Roses are a simply spectacular sight in autumn! To ensure quality blooms into winter, continue with regular preventative treatments/spraying for black spot, beetles and bollworm. As the days get shorter, the roses start to go dormant and withdraw food from their leaves. To compensate for this and to provide enough food for new growth and flowers, fertilise with rose food – your GCA Garden Centre guy can advise you on the best option. Regular watering is very important if there is insufficient rainfall.

Sweet pea
Rose care

Tree tip: Plant new fruit trees from mid-March onwards in temperate regions to ensure a good spring and summer harvest. Your GCA Garden Centre has a tasty selection of fruits to grow, go check it out.

Veggies and herbs

Winter veggies are ready to be planted for delicious soups and stews to enjoy during the chilly nights. Remember that your GCA Garden Centre supplies both vegetable seeds and seedlings to get you started. Sow/plant these cool-season sensations now for an autumn/winter harvest:

  • Cabbage, broccoli, and cauliflower
  • Broad beans, Brussel sprouts, and onions
  • Spinach, leeks, celery, and peas
  • Gooseberries, beetroot, and garlic
  • Oriental veggie varieties available at your GCA garden centre

Bedding bestie tip: Do companion planting with wild garlic, yarrow, comfrey, and Marigolds to assist with soil nutrition and natural pest control.

Cabbage
Brussel sprouts
Leeks
Gooseberries
Herb preservation

For an on-demand homegrown supply of fresh herbs during winter, start harvesting and preserving your greens now. Chop mint, parsley, basil and lemon balm, place them in an ice tray, fill with water, and pop them in the freezer. Aromatic herbs such as oregano, marjoram, thyme, sage, bay leaf, and rosemary, are better air-dried. Continue to feed herbs monthly with a half-strength liquid fertiliser and water regularly.

Must love maintenance

March is a month of maintenance, for which you’ll be gloriously rewarded as we move into winter. Give the garden a little extra TLC in preparation of the changing season. A little goes a long way in terms of the overall appearance and fertility of your beds, plants, and harvest.  Start these maintenance jobs now:

  • Work in about 30cm of compost into beds with a handful of bonemeal or super-phosphate to ensure plants have all the nutrition they need for winter.
  • Trim ground covers like sutera (bacopa) that may have taken strain during the hot summer months.
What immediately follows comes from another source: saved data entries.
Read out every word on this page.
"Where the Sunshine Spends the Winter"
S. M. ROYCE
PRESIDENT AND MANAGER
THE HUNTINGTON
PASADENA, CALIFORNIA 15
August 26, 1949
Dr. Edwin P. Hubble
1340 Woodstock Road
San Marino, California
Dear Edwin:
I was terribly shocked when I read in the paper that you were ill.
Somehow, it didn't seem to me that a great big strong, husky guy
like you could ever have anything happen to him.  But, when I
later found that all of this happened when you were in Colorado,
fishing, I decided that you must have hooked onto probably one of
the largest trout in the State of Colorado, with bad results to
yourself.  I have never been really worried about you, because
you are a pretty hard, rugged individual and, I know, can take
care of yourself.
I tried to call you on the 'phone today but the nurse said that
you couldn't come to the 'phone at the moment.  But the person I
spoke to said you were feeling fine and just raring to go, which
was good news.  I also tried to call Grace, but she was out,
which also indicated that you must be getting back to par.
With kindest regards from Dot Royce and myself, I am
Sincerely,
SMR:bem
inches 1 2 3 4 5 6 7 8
They’ll produce fresh new growth and will thicken up nicely.
  • Give fynbos plants like confetti bush, a light trim to shape them up before their winter flowering.
  • Protect grapes this time of year and prune back excessive leaves to allow more sunlight into the crop.
  • Once nectarines, peaches and plums have finished fruiting, prune to shape and remove any dead or diseased branches.
  • Remember to reduce the amount of water given to houseplants.
Sutera bocopa
Confetti bush
Grapes
Nectarines

Although summer has loved and left us, autumn has come with its own wonderful variety of sowing opportunities. There’s always a flower, fruit, and veggie in need of a home, roses looking for a pruning, and a little maintenance to make all the difference. Enjoy March in the garden and tick off your to-do checklist with the help of tools, accessories, and seeds available at your GCA Garden Centre.
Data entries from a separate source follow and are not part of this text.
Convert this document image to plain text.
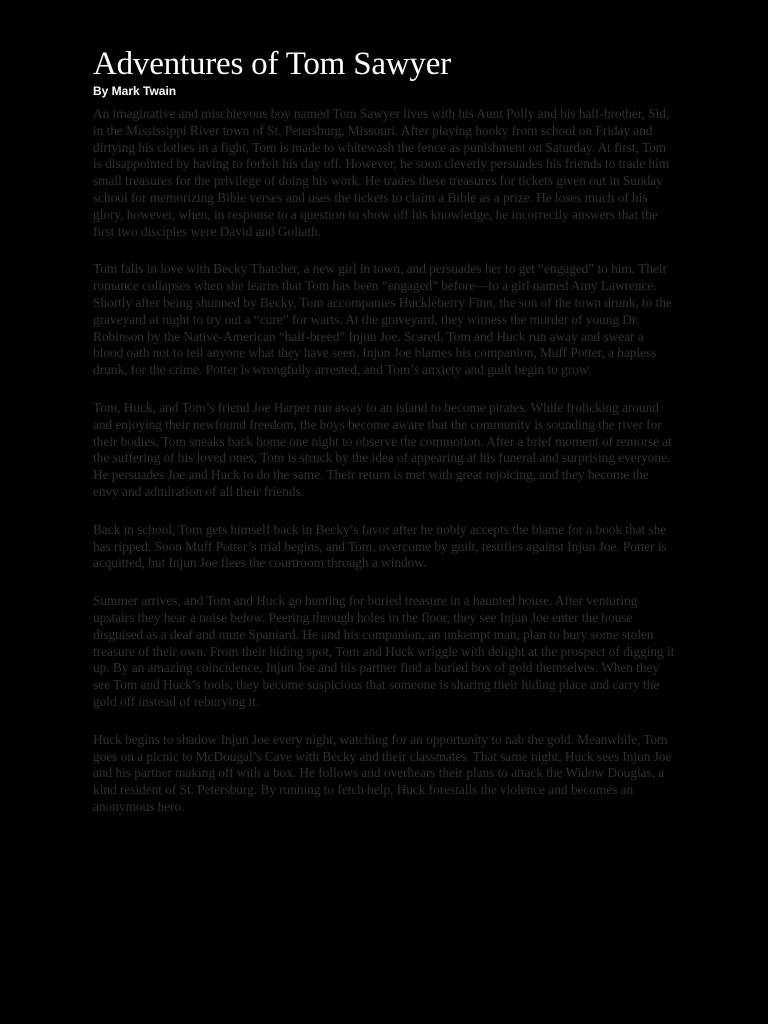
Adventures of Tom Sawyer
By Mark Twain

An imaginative and mischievous boy named Tom Sawyer lives with his Aunt Polly and his half-brother, Sid, in the Mississippi River town of St. Petersburg, Missouri. After playing hooky from school on Friday and dirtying his clothes in a fight, Tom is made to whitewash the fence as punishment on Saturday. At first, Tom is disappointed by having to forfeit his day off. However, he soon cleverly persuades his friends to trade him small treasures for the privilege of doing his work. He trades these treasures for tickets given out in Sunday school for memorizing Bible verses and uses the tickets to claim a Bible as a prize. He loses much of his glory, however, when, in response to a question to show off his knowledge, he incorrectly answers that the first two disciples were David and Goliath.

Tom falls in love with Becky Thatcher, a new girl in town, and persuades her to get “engaged” to him. Their romance collapses when she learns that Tom has been “engaged” before—to a girl named Amy Lawrence. Shortly after being shunned by Becky, Tom accompanies Huckleberry Finn, the son of the town drunk, to the graveyard at night to try out a “cure” for warts. At the graveyard, they witness the murder of young Dr. Robinson by the Native-American “half-breed” Injun Joe. Scared, Tom and Huck run away and swear a blood oath not to tell anyone what they have seen. Injun Joe blames his companion, Muff Potter, a hapless drunk, for the crime. Potter is wrongfully arrested, and Tom’s anxiety and guilt begin to grow.

Tom, Huck, and Tom’s friend Joe Harper run away to an island to become pirates. While frolicking around and enjoying their newfound freedom, the boys become aware that the community is sounding the river for their bodies. Tom sneaks back home one night to observe the commotion. After a brief moment of remorse at the suffering of his loved ones, Tom is struck by the idea of appearing at his funeral and surprising everyone. He persuades Joe and Huck to do the same. Their return is met with great rejoicing, and they become the envy and admiration of all their friends.

Back in school, Tom gets himself back in Becky’s favor after he nobly accepts the blame for a book that she has ripped. Soon Muff Potter’s trial begins, and Tom, overcome by guilt, testifies against Injun Joe. Potter is acquitted, but Injun Joe flees the courtroom through a window.

Summer arrives, and Tom and Huck go hunting for buried treasure in a haunted house. After venturing upstairs they hear a noise below. Peering through holes in the floor, they see Injun Joe enter the house disguised as a deaf and mute Spaniard. He and his companion, an unkempt man, plan to bury some stolen treasure of their own. From their hiding spot, Tom and Huck wriggle with delight at the prospect of digging it up. By an amazing coincidence, Injun Joe and his partner find a buried box of gold themselves. When they see Tom and Huck’s tools, they become suspicious that someone is sharing their hiding place and carry the gold off instead of reburying it.

Huck begins to shadow Injun Joe every night, watching for an opportunity to nab the gold. Meanwhile, Tom goes on a picnic to McDougal’s Cave with Becky and their classmates. That same night, Huck sees Injun Joe and his partner making off with a box. He follows and overhears their plans to attack the Widow Douglas, a kind resident of St. Petersburg. By running to fetch help, Huck forestalls the violence and becomes an anonymous hero.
Ravishing Radish DIY for Kids Growing radish in 25 days

Posted on: February 16th, 2021 by Shahnee Stockigt No Comments
Radish

With Easter just around the corner, get the kids excited and outdoors with this DIY Ravishing Radish growing project. Did you know? Radishes are ready to harvest in only 25 days! Making them the perfect hiding spot for those secret treats and treasure quests. Radishes are also loaded with fabulous vits and mins. When transformed into candy radish apples, they become the perfectly disguised veggie sweetie.

 

Planting Radishes
  • Prepare a loose, nutrient-rich soil bed for the babies in a sunny spot. Veggie compost is available at your GCA Garden Centre, where you can also purchase radish seeds.
  • Sow the seeds directly into your beds by popping a seed on your finger, then gently pressing it down into the soil about half a cm deep. Cover the small holes by sprinkling soil over the top.
  • Water lightly once sowed and continue to water daily. Make sure your soil doesn’t dry out completely, but doesn’t stay muddy either.
  • After just 3 weeks, you can check the progress of your radishes by unearthing some of the top soil to see the gorgeous bulb.
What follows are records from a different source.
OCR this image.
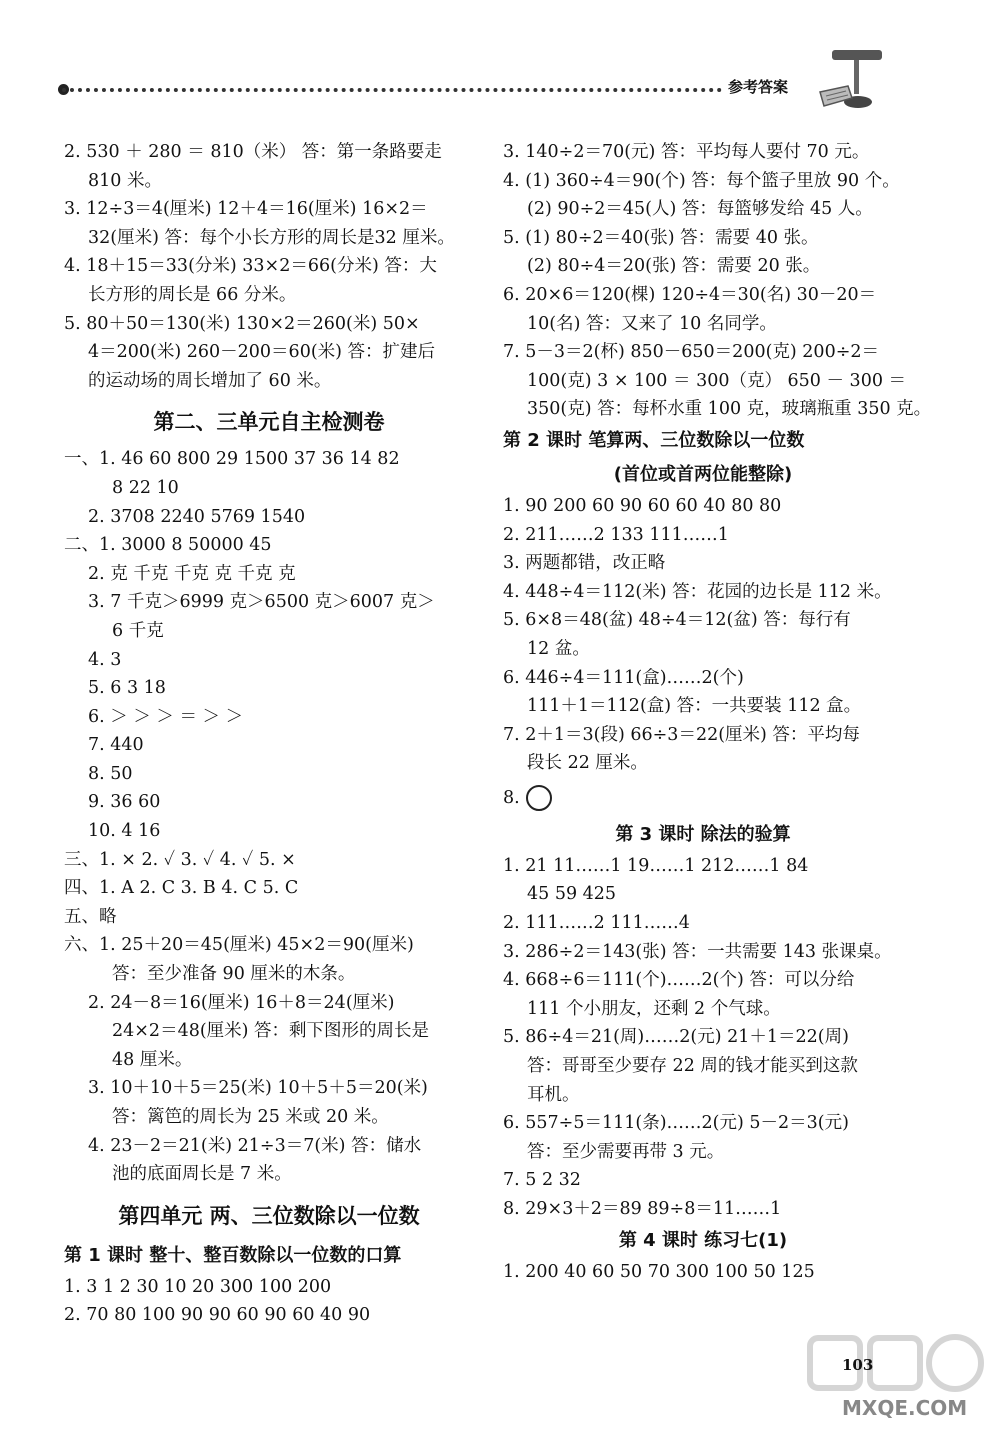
参考答案
2. 530 ＋ 280 ＝ 810（米） 答：第一条路要走
810 米。
3. 12÷3＝4(厘米) 12＋4＝16(厘米) 16×2＝
32(厘米) 答：每个小长方形的周长是32 厘米。
4. 18＋15＝33(分米) 33×2＝66(分米) 答：大
长方形的周长是 66 分米。
5. 80＋50＝130(米) 130×2＝260(米) 50×
4＝200(米) 260－200＝60(米) 答：扩建后
的运动场的周长增加了 60 米。
第二、三单元自主检测卷
一、1. 46 60 800 29 1500 37 36 14 82
8 22 10
2. 3708 2240 5769 1540
二、1. 3000 8 50000 45
2. 克 千克 千克 克 千克 克
3. 7 千克＞6999 克＞6500 克＞6007 克＞
6 千克
4. 3
5. 6 3 18
6. ＞ ＞ ＞ ＝ ＞ ＞
7. 440
8. 50
9. 36 60
10. 4 16
三、1. × 2. ✓ 3. ✓ 4. ✓ 5. ×
四、1. A 2. C 3. B 4. C 5. C
五、略
六、1. 25＋20＝45(厘米) 45×2＝90(厘米)
答：至少准备 90 厘米的木条。
2. 24－8＝16(厘米) 16＋8＝24(厘米)
24×2＝48(厘米) 答：剩下图形的周长是
48 厘米。
3. 10＋10＋5＝25(米) 10＋5＋5＝20(米)
答：篱笆的周长为 25 米或 20 米。
4. 23－2＝21(米) 21÷3＝7(米) 答：储水
池的底面周长是 7 米。
第四单元 两、三位数除以一位数
第 1 课时 整十、整百数除以一位数的口算
1. 3 1 2 30 10 20 300 100 200
2. 70 80 100 90 90 60 90 60 40 90
3. 140÷2＝70(元) 答：平均每人要付 70 元。
4. (1) 360÷4＝90(个) 答：每个篮子里放 90 个。
(2) 90÷2＝45(人) 答：每篮够发给 45 人。
5. (1) 80÷2＝40(张) 答：需要 40 张。
(2) 80÷4＝20(张) 答：需要 20 张。
6. 20×6＝120(棵) 120÷4＝30(名) 30－20＝
10(名) 答：又来了 10 名同学。
7. 5－3＝2(杯) 850－650＝200(克) 200÷2＝
100(克) 3 × 100 ＝ 300（克） 650 － 300 ＝
350(克) 答：每杯水重 100 克，玻璃瓶重 350 克。
第 2 课时 笔算两、三位数除以一位数
(首位或首两位能整除)
1. 90 200 60 90 60 60 40 80 80
2. 211……2 133 111……1
3. 两题都错，改正略
4. 448÷4＝112(米) 答：花园的边长是 112 米。
5. 6×8＝48(盆) 48÷4＝12(盆) 答：每行有
12 盆。
6. 446÷4＝111(盒)……2(个)
111＋1＝112(盒) 答：一共要装 112 盒。
7. 2＋1＝3(段) 66÷3＝22(厘米) 答：平均每
段长 22 厘米。
8.
第 3 课时 除法的验算
1. 21 11……1 19……1 212……1 84
45 59 425
2. 111……2 111……4
3. 286÷2＝143(张) 答：一共需要 143 张课桌。
4. 668÷6＝111(个)……2(个) 答：可以分给
111 个小朋友，还剩 2 个气球。
5. 86÷4＝21(周)……2(元) 21＋1＝22(周)
答：哥哥至少要存 22 周的钱才能买到这款
耳机。
6. 557÷5＝111(条)……2(元) 5－2＝3(元)
答：至少需要再带 3 元。
7. 5 2 32
8. 29×3＋2＝89 89÷8＝11……1
第 4 课时 练习七(1)
1. 200 40 60 50 70 300 100 50 125
103
MXQE.COM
Top tip: Pull younger radishes for crisp roots and a milder flavour. After 20 days, pull one out and test it for yourself. Radishes left in the ground too long will be very hot and pithy in taste.

Grow radish in 25 days
Growing radish in 25 days
Growing radish in 25 days
Growing radish in 25 days

Candy Radish Recipe

Ingredients:

  • 12 washed and dried radishes
  • 12 long skewer sticks
  • 3 cups of sugar
  • Half a cup of light corn syrup
  • 1 cup of water
  • Half a teaspoon of red food colouring
  • A sheet of baking paper

 

Method:

  • Combine the sugar, corn syrup and water in a heavy-bottomed saucepan over medium heat.
  • Bring it to a boil and cook the mixture until it reaches 150°C (the hard crack stage).
  • Remove the candy mixture from the heat and carefully stir in the red food colouring.
  • One by one, dip the radishes into the candy mixture, swirling to coat them thoroughly and allowing any excess to drip back into the pan.
  • Transfer the coated apples to the baking sheet and allow to cool until the candy has fully hardened.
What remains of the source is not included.